The artist first rose to prominence with paintings conspicuously based on black and white photography, obliquely positioned between Pop Art and Photo-realism (see also Posts 16, 61 and 67). He soon expanded on the kinds of photography painted, including other forms of print, then onto more literal samples of frames and mirrors. At the same time he drastically loosened the treatment of photography, eventually arriving at a distinctive version of abstraction. Richter’s project is remarkable for the consistency or rigour of his interests, for his methodical – if not always successful - explorations and willingness to alternate between branches, to pursue them simultaneously and include unexpected combination.
However this project has not always been obvious. Richter’s treatment of photography literally blurs lens and print or publication attributes, makes for uncertain categories of picture and a somewhat evasive role for painting. To some extent this obscured the point of his colour charts and mirrors for some time, seemed a wayward point from which to approach abstraction. It is only in the 80s, where his large gestural abstractions alternate with blurred still lives of traditional iconography, such as skulls and candles; that a more confident sense of his scope emerges.
The blurring and wiping to painting exemplify a sense of motion, of moving on, disengaging or discovering. In early works, photographic sources are stressed through the use of black and white and blurring that would seem to belong camera process, a loss of focus or a slow shutter’s registration of motion, as if things were glimpsed from a speeding vantage point. In subsequent paintings the blurring becomes more ambiguous. Static objects such as a kitchen chair neither register the directional sweep of movement, nor a consistent depth of field for focus, much less a certain genre of photograph. At the same time, stock publication formats such as postcards, wildlife close-ups, pornography and the obligatory old master reproduction grant the blurring a degraded or coarsened quality, a kind of summary of lowered half-tone screen rulings, exploited at the time by Sigmar Polke, Gerald Laing and Alain Jacquet, amongst others.
Moreover the blurring can be quite painterly, so that the dragged brushstrokes are an obvious extension to the blurring, perhaps also suggest scan lines to a television screen. ‘Blurred brushing’ in this way risks lapsing into traditional facture at a certain point, but this too is tested against the notably photographic genres of aerial views of cities and mountains by the late 60s, arrives at something more like ‘brushy blurrings’. The blurrings next apply to just the mixing or combination of colours, firstly in masses of writhing brushstrokes, their direction measured only against smeared colour differences and then to their obliteration in fields of grey by the mid 70s. Later he uses soft-focus close-ups of brushstrokes to amplify the abstraction, and these soon allow more vigorous technique and introduce a set of layers, blurring, revising and concealing a preceding image.

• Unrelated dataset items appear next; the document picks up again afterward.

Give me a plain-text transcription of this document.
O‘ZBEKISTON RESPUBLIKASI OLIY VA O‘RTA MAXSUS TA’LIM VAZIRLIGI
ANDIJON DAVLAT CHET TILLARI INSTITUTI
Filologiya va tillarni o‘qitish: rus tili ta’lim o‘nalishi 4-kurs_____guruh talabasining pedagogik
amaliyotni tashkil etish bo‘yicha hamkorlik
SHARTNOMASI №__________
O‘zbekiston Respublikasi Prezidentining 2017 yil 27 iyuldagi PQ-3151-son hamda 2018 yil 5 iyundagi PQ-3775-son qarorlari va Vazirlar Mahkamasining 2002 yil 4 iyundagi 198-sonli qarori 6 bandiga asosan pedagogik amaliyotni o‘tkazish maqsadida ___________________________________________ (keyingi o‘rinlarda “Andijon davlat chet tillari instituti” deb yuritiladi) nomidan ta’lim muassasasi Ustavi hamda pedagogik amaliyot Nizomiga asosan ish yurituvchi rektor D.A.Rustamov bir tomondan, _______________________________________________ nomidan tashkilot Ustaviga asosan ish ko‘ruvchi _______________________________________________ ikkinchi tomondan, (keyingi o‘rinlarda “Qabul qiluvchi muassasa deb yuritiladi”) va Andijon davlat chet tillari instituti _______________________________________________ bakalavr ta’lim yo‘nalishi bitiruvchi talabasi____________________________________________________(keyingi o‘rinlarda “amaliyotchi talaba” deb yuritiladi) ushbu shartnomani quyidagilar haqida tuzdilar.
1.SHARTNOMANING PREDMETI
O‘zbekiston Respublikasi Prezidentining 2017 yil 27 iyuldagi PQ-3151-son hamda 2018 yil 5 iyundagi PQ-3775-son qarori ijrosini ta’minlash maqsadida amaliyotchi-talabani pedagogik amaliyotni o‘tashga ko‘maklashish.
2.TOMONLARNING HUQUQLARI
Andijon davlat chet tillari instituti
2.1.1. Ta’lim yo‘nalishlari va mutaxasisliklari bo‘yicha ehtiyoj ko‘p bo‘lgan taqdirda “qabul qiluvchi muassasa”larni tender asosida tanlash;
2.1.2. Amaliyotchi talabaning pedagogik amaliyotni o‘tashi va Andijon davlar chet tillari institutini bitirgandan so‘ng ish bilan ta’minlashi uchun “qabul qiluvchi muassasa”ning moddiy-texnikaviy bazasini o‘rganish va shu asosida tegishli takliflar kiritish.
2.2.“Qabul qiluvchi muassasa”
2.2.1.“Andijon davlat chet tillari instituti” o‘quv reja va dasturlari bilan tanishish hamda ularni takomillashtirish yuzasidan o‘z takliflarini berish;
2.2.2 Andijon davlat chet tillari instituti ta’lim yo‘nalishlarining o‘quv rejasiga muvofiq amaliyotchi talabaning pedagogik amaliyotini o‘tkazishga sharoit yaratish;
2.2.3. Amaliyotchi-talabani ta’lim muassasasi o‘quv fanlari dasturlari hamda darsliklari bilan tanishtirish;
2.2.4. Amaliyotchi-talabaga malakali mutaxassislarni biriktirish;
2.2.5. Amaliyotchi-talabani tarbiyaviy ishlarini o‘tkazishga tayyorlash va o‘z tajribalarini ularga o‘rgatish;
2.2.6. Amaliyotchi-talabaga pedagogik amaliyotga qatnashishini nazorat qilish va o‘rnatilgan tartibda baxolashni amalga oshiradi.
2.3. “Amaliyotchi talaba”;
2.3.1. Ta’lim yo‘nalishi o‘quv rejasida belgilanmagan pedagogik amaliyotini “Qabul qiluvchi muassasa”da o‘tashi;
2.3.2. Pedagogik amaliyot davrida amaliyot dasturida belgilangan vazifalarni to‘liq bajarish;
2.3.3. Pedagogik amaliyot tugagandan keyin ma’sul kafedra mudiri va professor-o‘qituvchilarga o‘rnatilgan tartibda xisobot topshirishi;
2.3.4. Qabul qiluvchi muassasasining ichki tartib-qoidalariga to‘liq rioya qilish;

What starts as blurring in standard figurative photography thus ends in massive wiping, abstraction and painting. Equally and elegantly, what is sampled throughout is not just a loss of focus, motion or print degradation, but reciprocally, the way they constitute a version of painting, its tasks and means. Accordingly, abstract works retain a vestige of photography in the broad wipes of unpredictable colour and shape, while more figurative works resist resolution as just focus, motion or publication.
Yet Richter also pursues abstraction to single colours in a grid or chart, as noted, a print format although not strictly photography. Indeed this aspect to his work is given new interest with the completion last year of the enormous stained glass window for Cologne Cathedral. Pointedly, no blurring or mixing occurs in such works. However, the random ordering is expanded across saturation and luminosity to a formidable range, inevitably rendered imperceptible by complementary contrasts at points, and accommodated only by diminishing size of samples or distance needed to survey them. Colour abstraction is thus rendered elusive to grids, much as in blurring or wiping.
Richter’s impressive system and samples nonetheless make sacrifices. While dragging and wiping can include shifts in direction, tool, colour and consistency, it cannot allow further drawing or more elaborate line, the styles and print layouts available there, the function and cues for local colour. In this respect Richter, remains a prisoner to the photograph and print paradigms for painting. Understandably, it is just these aspects to depiction that attract a younger generation. Richter’s contribution lies in their platform, in demonstrating how photography, paradoxically, revitalises abstraction in painting, how painting continues to provide the principal means of reviewing depiction.